Obama Goes to Work on 'Don't Ask, Don't Tell'

Human Rights

During the presidential campaign, Barack Obama acknowledged his intention to scrap "Don't Ask, Don't Tell." In January, Robert Gibbs reiterated the president's support for ending the ineffective and discriminatory policy.

And today, we learn that the White House has at least started a review process, though it's not entirely clear what kind of timeline may be in place.

The White House says President Barack Obama has begun consulting his top defense advisers on how to lift a ban on gays serving openly in the military.

"The president supports changing 'Don't Ask, Don't Tell," [White House spokesman Tommy Vietor] said in the e-mailed statement.

"As part of a long-standing pledge," Obama has begun consulting closely with Defense Secretary Robert Gates and Joint Chiefs of Staff Chairman Adm.
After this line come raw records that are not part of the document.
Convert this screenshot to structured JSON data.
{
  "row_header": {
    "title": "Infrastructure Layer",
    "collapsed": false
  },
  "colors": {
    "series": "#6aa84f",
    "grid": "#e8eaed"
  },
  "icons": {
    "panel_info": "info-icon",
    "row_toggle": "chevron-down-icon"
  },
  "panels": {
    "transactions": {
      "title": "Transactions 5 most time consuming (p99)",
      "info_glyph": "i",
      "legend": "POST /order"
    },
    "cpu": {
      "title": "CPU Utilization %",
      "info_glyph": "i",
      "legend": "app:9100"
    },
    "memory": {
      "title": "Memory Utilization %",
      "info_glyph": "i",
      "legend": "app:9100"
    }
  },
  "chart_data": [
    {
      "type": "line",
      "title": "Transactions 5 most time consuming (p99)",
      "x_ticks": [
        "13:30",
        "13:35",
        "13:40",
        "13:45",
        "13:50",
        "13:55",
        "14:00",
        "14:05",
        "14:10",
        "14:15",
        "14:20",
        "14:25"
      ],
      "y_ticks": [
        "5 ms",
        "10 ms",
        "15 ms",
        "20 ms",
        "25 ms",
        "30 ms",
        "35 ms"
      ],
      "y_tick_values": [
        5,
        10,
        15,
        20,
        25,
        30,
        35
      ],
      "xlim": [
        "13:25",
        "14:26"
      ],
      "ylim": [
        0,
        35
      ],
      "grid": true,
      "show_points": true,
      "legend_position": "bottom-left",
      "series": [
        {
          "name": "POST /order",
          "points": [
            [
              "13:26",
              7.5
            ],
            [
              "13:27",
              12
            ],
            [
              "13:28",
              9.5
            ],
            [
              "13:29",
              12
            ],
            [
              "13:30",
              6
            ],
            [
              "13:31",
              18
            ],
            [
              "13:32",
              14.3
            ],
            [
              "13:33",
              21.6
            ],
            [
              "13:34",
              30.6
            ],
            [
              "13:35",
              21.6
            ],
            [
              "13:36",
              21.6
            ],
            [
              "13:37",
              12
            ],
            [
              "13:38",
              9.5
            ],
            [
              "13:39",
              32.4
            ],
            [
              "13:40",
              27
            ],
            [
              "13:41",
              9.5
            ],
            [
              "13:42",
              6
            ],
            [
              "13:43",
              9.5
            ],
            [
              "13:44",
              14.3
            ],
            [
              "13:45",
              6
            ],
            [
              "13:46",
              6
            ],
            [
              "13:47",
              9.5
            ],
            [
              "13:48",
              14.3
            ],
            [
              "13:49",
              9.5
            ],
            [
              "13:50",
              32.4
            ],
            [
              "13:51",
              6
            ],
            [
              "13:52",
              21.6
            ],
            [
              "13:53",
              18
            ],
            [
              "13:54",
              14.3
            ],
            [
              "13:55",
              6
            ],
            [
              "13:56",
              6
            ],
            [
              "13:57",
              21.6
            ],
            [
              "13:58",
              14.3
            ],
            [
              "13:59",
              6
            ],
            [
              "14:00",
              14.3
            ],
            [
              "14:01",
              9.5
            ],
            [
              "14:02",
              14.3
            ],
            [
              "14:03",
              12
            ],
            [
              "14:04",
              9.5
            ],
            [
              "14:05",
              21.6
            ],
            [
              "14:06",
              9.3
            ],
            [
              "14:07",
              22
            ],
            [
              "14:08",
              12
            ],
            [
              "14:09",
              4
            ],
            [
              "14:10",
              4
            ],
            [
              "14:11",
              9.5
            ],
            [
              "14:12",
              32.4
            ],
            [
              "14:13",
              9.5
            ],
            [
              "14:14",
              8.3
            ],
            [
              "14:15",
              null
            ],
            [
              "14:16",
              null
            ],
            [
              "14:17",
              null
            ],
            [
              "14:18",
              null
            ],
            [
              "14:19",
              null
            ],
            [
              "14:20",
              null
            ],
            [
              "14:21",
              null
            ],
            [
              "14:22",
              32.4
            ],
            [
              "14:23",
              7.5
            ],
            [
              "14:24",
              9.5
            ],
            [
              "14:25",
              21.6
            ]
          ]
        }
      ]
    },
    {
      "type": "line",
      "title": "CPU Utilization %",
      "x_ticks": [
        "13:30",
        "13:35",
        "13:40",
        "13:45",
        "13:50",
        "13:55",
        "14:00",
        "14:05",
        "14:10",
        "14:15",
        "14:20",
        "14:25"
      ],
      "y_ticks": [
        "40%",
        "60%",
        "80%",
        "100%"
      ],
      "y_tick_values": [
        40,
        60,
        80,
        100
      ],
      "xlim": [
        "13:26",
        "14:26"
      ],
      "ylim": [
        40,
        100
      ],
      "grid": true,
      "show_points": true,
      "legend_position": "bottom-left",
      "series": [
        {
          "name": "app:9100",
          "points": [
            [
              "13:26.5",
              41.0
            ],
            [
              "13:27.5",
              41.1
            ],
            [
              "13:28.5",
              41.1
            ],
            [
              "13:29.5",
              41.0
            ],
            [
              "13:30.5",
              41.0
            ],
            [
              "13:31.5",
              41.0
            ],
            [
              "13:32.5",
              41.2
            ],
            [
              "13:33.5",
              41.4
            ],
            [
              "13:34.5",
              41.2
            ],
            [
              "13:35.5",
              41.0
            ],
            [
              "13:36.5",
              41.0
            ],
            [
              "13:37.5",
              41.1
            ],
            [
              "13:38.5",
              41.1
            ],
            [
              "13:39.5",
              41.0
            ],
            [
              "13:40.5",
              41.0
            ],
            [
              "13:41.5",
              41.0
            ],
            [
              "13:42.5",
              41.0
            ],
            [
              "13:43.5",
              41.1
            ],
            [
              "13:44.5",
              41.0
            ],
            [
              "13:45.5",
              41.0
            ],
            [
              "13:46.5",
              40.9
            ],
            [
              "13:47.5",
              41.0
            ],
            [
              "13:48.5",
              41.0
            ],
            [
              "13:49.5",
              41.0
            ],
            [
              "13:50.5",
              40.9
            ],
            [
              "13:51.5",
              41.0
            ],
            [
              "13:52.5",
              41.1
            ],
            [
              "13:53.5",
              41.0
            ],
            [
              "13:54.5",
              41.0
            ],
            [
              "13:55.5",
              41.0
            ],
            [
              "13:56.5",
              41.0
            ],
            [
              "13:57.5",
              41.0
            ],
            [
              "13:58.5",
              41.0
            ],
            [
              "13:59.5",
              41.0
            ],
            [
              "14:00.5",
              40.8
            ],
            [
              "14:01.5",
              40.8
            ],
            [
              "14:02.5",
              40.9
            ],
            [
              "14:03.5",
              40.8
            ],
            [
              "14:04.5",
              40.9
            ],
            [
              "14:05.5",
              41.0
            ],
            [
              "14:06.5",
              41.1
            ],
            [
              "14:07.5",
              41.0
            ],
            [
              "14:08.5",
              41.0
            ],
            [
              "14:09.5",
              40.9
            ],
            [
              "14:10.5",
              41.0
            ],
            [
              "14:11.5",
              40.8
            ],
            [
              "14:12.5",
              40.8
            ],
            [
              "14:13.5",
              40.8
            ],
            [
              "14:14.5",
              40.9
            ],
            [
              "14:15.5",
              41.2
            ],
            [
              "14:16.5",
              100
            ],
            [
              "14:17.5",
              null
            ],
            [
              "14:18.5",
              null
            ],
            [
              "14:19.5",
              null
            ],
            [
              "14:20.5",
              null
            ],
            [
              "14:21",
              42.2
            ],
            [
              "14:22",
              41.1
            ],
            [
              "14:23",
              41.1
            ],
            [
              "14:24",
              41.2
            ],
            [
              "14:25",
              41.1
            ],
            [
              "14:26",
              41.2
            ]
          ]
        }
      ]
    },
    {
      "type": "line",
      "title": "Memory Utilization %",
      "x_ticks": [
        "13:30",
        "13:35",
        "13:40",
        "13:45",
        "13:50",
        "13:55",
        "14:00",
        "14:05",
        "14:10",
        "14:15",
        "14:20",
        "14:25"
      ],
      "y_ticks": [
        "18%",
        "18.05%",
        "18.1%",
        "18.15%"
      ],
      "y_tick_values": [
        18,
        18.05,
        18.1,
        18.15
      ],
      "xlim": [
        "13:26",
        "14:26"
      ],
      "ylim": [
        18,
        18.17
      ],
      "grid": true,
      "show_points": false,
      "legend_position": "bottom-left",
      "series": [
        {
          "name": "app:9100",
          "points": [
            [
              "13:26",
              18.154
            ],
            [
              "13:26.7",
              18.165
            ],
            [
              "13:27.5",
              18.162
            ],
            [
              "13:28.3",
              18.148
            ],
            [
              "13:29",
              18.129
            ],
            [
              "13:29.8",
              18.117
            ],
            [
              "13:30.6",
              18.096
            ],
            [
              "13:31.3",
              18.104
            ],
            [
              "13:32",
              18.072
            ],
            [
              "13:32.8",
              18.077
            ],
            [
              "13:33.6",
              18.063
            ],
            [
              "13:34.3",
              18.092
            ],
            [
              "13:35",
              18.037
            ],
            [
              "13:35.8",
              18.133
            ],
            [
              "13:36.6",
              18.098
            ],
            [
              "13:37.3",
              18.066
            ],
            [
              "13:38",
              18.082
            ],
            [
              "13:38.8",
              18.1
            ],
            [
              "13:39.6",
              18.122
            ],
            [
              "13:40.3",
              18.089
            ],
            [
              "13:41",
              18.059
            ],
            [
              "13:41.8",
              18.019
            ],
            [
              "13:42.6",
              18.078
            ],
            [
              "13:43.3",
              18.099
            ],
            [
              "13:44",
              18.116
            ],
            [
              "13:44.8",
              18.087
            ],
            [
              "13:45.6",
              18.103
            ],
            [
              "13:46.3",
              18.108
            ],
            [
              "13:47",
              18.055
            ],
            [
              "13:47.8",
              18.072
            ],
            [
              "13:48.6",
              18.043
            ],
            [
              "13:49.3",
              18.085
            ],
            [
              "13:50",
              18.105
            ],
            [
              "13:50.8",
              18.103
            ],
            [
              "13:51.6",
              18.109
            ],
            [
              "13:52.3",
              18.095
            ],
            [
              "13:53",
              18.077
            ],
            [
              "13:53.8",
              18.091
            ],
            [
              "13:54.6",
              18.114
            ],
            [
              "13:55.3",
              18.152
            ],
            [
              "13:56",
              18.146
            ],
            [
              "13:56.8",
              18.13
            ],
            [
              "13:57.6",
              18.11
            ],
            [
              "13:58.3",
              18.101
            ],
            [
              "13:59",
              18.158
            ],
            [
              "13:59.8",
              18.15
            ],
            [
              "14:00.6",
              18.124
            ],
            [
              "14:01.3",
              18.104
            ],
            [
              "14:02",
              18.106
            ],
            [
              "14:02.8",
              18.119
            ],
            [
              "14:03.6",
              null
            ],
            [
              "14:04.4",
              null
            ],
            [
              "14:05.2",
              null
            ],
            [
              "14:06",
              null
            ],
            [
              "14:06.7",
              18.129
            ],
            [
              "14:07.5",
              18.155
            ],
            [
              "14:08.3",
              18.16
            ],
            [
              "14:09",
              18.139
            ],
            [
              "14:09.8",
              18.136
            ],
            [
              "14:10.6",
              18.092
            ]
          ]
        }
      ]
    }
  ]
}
Michael Mullen "so that this change is done in a sensible way that strengthens our armed forces and our national security," Vietor said.

That sounds relatively encouraging, but it would be even better if we had a sense of how long the review process is going to take. Indeed, the question itself isn't that complicated: should well-trained, physically-fit, law-abiding, patriotic American volunteers be allowed to serve in the military, regardless of sexual orientation, or not? Do we want to discharge capable U.S. servicemen and women in the midst of two wars, based on nothing but their sexual orientation, or is military readiness a higher priority than some misguided culture war?